I remembered only the maxim of my boxing-master, which, in my youth, was found useful in all general riots- ‘Whoever is not for you is against you- mill away right and left’, and so I did.21
Byron the boxer cuts a fascinating figure: questions are raised regarding the extent to which his agility was impaired by his limp, and the blend of sensitive artist and hardened fighter seems a precursor to Hemingway, quite unlike any of Byron’s contemporary poets:
I used to be a hard hitter, and my arms are very long for my height (5 feet 81/2 inches). At any rate, exercise is good, and this the severest of all, fencing and the broad-sword never fatigued me half so much.22
This bodes well for energetic satire, and Byron certainly employs the language of contest. The Preface opens with confrontational language, as Byron promises to
counter-attack those who have volleyed ‘paper bullets’ at him. These enemies come ‘with or without arms’ to deride his work. He opines that there is a need for some ‘Hercules’- himself- to ‘crush the Hydra’ that is the Edinburgh Review, but will content himself with injuring it. Byron accuses Francis Jeffrey, the most damning reviewer of Hours of Idleness, of lying for ‘a sharper hit’ (l. 71). By contrast, Byron claims that he himself is a methodical opponent, who knows ‘when to spare, or where to strike’ (91). Between flurries aimed at Scott, Wordsworth, Coleridge, Lewis and others, Byron returns for bouts with Jeffrey. On several instances, having moved his attention elsewhere, he begins a new verse paragraph to make a fresh, measured attack on Jeffrey, often opening a new barrage of biting comments with sarcasm: ‘Health to immortal Jeffrey’ he declares, subsequently rounding on this foe again with ‘Then prosper Jeffrey!’ (438, 528).
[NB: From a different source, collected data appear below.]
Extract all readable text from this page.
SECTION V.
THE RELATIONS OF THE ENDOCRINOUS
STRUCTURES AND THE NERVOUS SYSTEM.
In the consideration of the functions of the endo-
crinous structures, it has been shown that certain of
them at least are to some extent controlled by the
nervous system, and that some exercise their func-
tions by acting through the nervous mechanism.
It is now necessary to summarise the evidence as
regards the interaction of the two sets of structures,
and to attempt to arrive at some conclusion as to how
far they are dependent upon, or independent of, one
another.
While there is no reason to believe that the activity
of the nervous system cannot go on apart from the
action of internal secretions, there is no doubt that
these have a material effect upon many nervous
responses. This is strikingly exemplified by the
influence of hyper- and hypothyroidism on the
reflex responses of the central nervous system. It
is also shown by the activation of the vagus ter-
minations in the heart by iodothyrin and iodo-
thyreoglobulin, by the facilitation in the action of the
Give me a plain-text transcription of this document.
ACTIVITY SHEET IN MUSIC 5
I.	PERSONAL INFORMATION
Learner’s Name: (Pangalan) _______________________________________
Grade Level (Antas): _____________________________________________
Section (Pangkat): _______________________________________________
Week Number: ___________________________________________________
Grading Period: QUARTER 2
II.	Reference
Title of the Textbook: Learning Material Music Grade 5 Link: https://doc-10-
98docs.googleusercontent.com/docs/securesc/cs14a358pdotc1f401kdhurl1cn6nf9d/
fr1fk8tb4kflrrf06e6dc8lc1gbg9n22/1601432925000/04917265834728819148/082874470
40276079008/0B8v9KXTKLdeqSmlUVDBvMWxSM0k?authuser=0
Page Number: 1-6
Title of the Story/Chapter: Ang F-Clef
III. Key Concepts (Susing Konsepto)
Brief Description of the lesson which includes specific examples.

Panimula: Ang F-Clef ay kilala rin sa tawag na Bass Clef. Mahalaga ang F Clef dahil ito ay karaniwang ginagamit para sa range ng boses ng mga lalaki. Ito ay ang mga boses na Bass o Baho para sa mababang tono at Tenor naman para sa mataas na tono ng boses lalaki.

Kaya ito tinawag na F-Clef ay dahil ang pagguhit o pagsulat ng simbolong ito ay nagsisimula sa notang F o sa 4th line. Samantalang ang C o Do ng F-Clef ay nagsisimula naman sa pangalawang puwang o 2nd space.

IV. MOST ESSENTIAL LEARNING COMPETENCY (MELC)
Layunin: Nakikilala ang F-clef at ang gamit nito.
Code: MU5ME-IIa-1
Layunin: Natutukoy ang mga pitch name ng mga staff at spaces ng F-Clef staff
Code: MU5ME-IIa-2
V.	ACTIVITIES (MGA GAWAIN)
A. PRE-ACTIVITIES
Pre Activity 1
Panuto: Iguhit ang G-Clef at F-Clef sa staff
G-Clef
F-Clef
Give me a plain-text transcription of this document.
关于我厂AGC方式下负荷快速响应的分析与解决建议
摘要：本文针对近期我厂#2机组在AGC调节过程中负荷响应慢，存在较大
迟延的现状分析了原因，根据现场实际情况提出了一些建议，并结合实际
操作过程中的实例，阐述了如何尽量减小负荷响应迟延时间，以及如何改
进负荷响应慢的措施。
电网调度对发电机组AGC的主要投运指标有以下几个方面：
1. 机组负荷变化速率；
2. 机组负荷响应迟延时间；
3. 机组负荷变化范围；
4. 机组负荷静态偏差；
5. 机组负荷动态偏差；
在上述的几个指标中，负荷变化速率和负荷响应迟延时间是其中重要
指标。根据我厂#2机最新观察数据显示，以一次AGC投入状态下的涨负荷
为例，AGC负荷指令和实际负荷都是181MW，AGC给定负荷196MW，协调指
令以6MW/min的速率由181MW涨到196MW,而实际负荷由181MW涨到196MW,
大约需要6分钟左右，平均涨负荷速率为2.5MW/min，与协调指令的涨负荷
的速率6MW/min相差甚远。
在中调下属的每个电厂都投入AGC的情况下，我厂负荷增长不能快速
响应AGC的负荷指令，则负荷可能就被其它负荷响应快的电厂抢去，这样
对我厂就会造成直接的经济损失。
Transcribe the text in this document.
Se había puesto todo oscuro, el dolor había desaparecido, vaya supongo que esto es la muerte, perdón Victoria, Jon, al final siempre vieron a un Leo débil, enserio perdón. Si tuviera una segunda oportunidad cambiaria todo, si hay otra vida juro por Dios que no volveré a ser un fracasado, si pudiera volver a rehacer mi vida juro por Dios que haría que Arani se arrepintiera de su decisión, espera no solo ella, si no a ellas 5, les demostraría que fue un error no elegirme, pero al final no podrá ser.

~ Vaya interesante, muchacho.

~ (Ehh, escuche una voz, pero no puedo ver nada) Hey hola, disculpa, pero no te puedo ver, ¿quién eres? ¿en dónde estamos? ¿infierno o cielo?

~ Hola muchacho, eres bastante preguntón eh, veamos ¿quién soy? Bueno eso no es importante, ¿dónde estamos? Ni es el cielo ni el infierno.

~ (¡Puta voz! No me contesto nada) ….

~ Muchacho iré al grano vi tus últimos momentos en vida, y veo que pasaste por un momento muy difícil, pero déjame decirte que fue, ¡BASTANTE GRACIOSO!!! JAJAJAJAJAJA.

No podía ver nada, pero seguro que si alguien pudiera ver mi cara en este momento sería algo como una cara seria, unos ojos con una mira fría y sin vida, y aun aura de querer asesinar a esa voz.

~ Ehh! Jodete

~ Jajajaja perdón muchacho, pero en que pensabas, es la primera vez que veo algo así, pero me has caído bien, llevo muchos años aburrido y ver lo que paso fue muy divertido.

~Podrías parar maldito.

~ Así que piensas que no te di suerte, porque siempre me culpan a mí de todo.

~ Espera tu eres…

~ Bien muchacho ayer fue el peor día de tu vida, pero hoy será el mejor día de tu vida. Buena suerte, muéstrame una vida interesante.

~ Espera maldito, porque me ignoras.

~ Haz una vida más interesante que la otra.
21 Lord Byron, Byron’s Letters and Journals, II, 330.
22 Ibid. II, 402.
Byron claims that English Bards and Scotch Reviewers takes its cues from boxing, but becomes a more serious contest because Jeffrey’s lying has, in Byron’s view, negated the rules. Plato suggests that common meals and gymnastic exercises have been invented by your legislators for the purpose of war (Laws). Not all boxers join armies, but Byron’s military interests are not incongruous with his highly competitive and confrontational attitude to sporting contests- and poetry. A journal entry from April 1814 further evinces the mental connections between Byron’s boxing, writing, military fascination and diet:
To-day I have boxed one hour⎯written an ode to Napoleon Buonaparte⎯copied it⎯eaten six biscuits⎯drunk four bottles of soda water⎯redde away the rest of my time.23
This ‘day in the life’ demonstrates Byron’s creative fitness operating in tandem with his health. The ‘Ode to Napoleon Buonaparte’ also relates to his favourite Classical themes by allusion to Sylla and Prometheus.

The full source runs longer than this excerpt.